Снайпер в Афгане. Порванные души - Бобров Глеб Леонидович 4 стр.


А вот Макс был готов к поступку. Просто он был в иных условиях, и с головой у него, скорее всего, было посложнее и покруче, чем с членом. В смысле проблем. И тем не менее он принял решение и заявил о нем. Второй отморозок – я, решение поддержал и тоже взял часть своей ответственности и за себя, и за друзей. Чего команде теперь мельтешить – нормально, разобрались. Теперь спим.

* * *

В половине четвертого дали подъем. Народ начал собираться. Тут случился неприятный казус: чуть вся операция к чертям не полетела. Подваливают ко мне три чудика престарелых и с ними срань какая-то малолетняя. Главный дедон грозно супит брови и начинает базар: так мол и так, ты душара конченная, а наш земляк и брат по оружию с хреновым бушлатом возвратиться в родную краснознаменную и трижды гвардейскую часть не может. И ремень, кстати, тоже верни на родину! Мы хоть и не десантура, но размазюкаем по полу не хуже!

А мне уж хоть кто! Спрашиваю:

– А что сам не может забрать?

Тут же чувствую сверло в затылке. Разворачиваю башню. Через две койки сидит Макс и своими бездонными зрачками давит мне на больную голову. Понял, братишка! Тупо и молча снимаю бушлат, протягиваю ремень. Взамен получаю куцую шинельку и нечто бывшее когда-то ремнем. Какая теперь разница.

Вышли на улицу. Темень, туман страшный. Промозгло, сыро. Отвратно…

Пацаны рядом. Слава, молодец, тоже как-то слинял с роты (он «местный» – ему не туда) и стоит сзади всех. Понесли бабаев – волоком, на руках, кто как. Гомон сразу поднялся, гвалт какой-то. Бабы орут, дети плачут, урюки ржут, кто-то рыгает. Полный…

Десантура идет враскачку. Обнялись и идут так строем – шатаются и что-то орут, типа – песня. Мы в середине всего этого бедлама.

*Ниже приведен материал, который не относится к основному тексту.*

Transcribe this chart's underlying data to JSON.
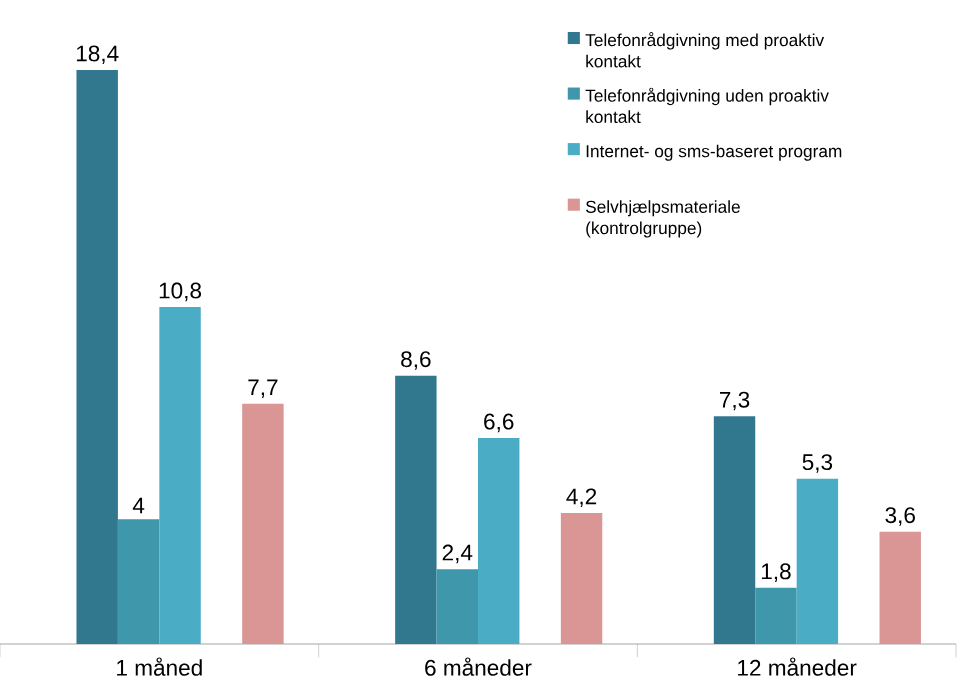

Толик уцепил меня за руку – потащил куклу. Смещаемся назад, вижу: Мирза, три отморозка из его команды и пара гражданских. Все просто невменяемые. Я как гончая только носом повел – да нормально, Федя, хоть здесь вали! Никто уже ничего не рубит. Кивнул Максу. Он мне. Какая классная штука – телепатия!

Подошли с двух сторон, приняли Мирзу под руки и ведем в колонне. Наши идут сзади. Шли долго, чувствую, КПП рядом. И тут как удар сзади – по мозжечку: «Давай». Я смещаюсь влево. Под моим давлением и Макс, и тем более Мирза меняют направление, и мы втроем вываливаемся из пьяной колонны в боковой проход. Там дальше – туалет КПП. Глухое место. Я останавливаюсь. Макс по инерции протаскивает Мирзу еще метра три и тоже останавливается. Оборачиваюсь. Мимо в тумане проплывают неясные тени. Гомона еще больше, или туман резонирует, или нет… то народ встал – прощаются. Чурки в голос воют. Десантура орет, срывая глотки.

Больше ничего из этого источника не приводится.